Preso na tarde de terça-feira (17) acusado de matar, mutilar, e atear fogo aos corpos de duas pessoas em Dourados, Rafael Ferreira Ponce, de 29 anos, era, até ser apontado como o assassino frio e cruel, um assaltante frustrado. O Dourados News apurou que a ficha criminal dele aponta condenação branda por roubo que não conseguiu concluir, impedido por populares, e outra prisão decorrente do furto de uma máquina de cortar pisos.

Natural de Campo Grande, nascido em 30 de dezembro de 1989, no até então mais recente registro policial em que é acusado de algum crime, apresentou-se com o apelido “Motoca” e ocupação de frentista de bomba de gasolina no distrito do Panambi. Por lá, segundo a vítima do furto, todos sabem que ele “bebe demais, é drogado e vive se metendo em confusão”.

No histórico criminal apurado pelo Dourados News, em 25 de outubro de 2012, uma quinta-feira, Rafael invadiu loja de roupas localizada na Rua Independência, no Jardim Itália, e anunciou o assalto. Com a mão sob a blusa de frio que usava, com mangas longas, fez menção de estar armado e exigiu todo o dinheiro do caixa. Mas a vítima se assustou e saiu correndo.

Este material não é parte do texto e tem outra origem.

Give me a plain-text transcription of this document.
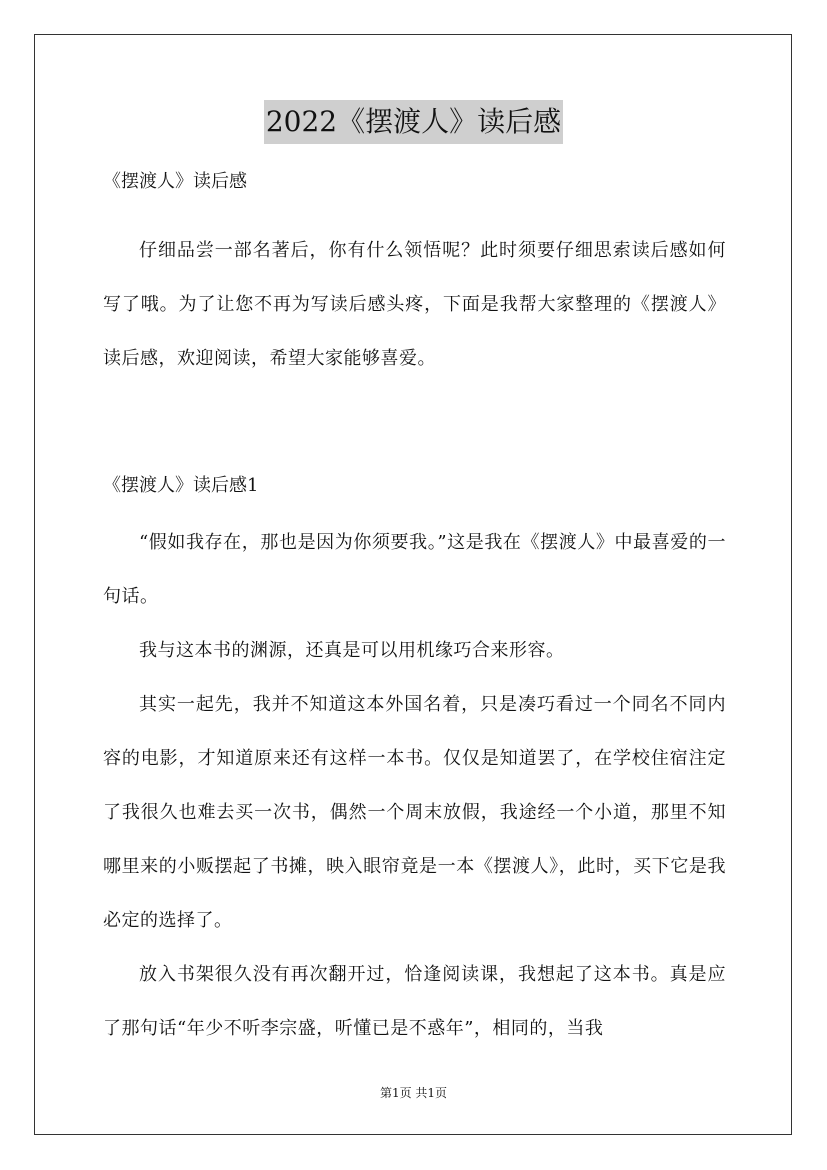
2022《摆渡人》读后感
《摆渡人》读后感

仔细品尝一部名著后，你有什么领悟呢？此时须要仔细思索读后感如何写了哦。为了让您不再为写读后感头疼，下面是我帮大家整理的《摆渡人》读后感，欢迎阅读，希望大家能够喜爱。

《摆渡人》读后感1

“假如我存在，那也是因为你须要我。”这是我在《摆渡人》中最喜爱的一句话。

我与这本书的渊源，还真是可以用机缘巧合来形容。

其实一起先，我并不知道这本外国名着，只是凑巧看过一个同名不同内容的电影，才知道原来还有这样一本书。仅仅是知道罢了，在学校住宿注定了我很久也难去买一次书，偶然一个周末放假，我途经一个小道，那里不知哪里来的小贩摆起了书摊，映入眼帘竟是一本《摆渡人》，此时，买下它是我必定的选择了。

放入书架很久没有再次翻开过，恰逢阅读课，我想起了这本书。真是应了那句话“年少不听李宗盛，听懂已是不惑年”，相同的，当我

第1页 共1页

No depoimento que ela deu à Justiça na sessão de julgamento, detalhou que Rafael a perseguiu, mas diante dos gritos por socorro, populares em um salão de beleza vizinho foram ajudar. O assaltante atravessou a Praça Paraguaia correndo, mas pouco depois voltou ao local, desta vez dentro da viatura policial para ser reconhecido.

Ao refutar a tese defensiva de que o acusado desistiu do crime, o juiz Jairo Roberto de Quadros afirmou que ele foi, “em verdade, perseguido pela população que lá se encontrava, empreendendo fuga, afigurando-se, à evidência, a tentativa na prática do delito”.

Na sentença que proferiu em 6 de março de 2013, o magistrado estabeleceu pena de 1 ano e quatro meses de reclusão, inicialmente cumprida em regime aberto. No entanto, determinou que o sentenciado deveria permanecer preso, “notadamente considerando os péssimos antecedentes e a sua reincidência específica”.

“Além disso, a periculosidade e a forte propensão com que tem se norteado, seguramente não se amoldam à paz social e à ordem pública por todos almejada. Não se trata, ademais, de exigir recolhimento à prisão para recorrer, e sim, de manter quem lá já se encontra”, pontuou o juiz.

Mesmo condenado, em fevereiro de 2014 Rafael voltou a ter problemas com a Justiça. Na ocasião, a 3ª Vara Criminal de Dourados determinou que ele deveria ser imediatamente submetido às regras do novo regime semiaberto, “notadamente em razão da falta de compromisso do reeducando com as regras do seu regime de cumprimento de pena, aqui já extremamente abrandadas, por cumprirem os reeducandos de regime semiaberto suas penas com regras similares aos do regime aberto, e por cumprirem os reeducandos do regime aberto em regime domiciliar (apenas pernoitam em suas casas)”.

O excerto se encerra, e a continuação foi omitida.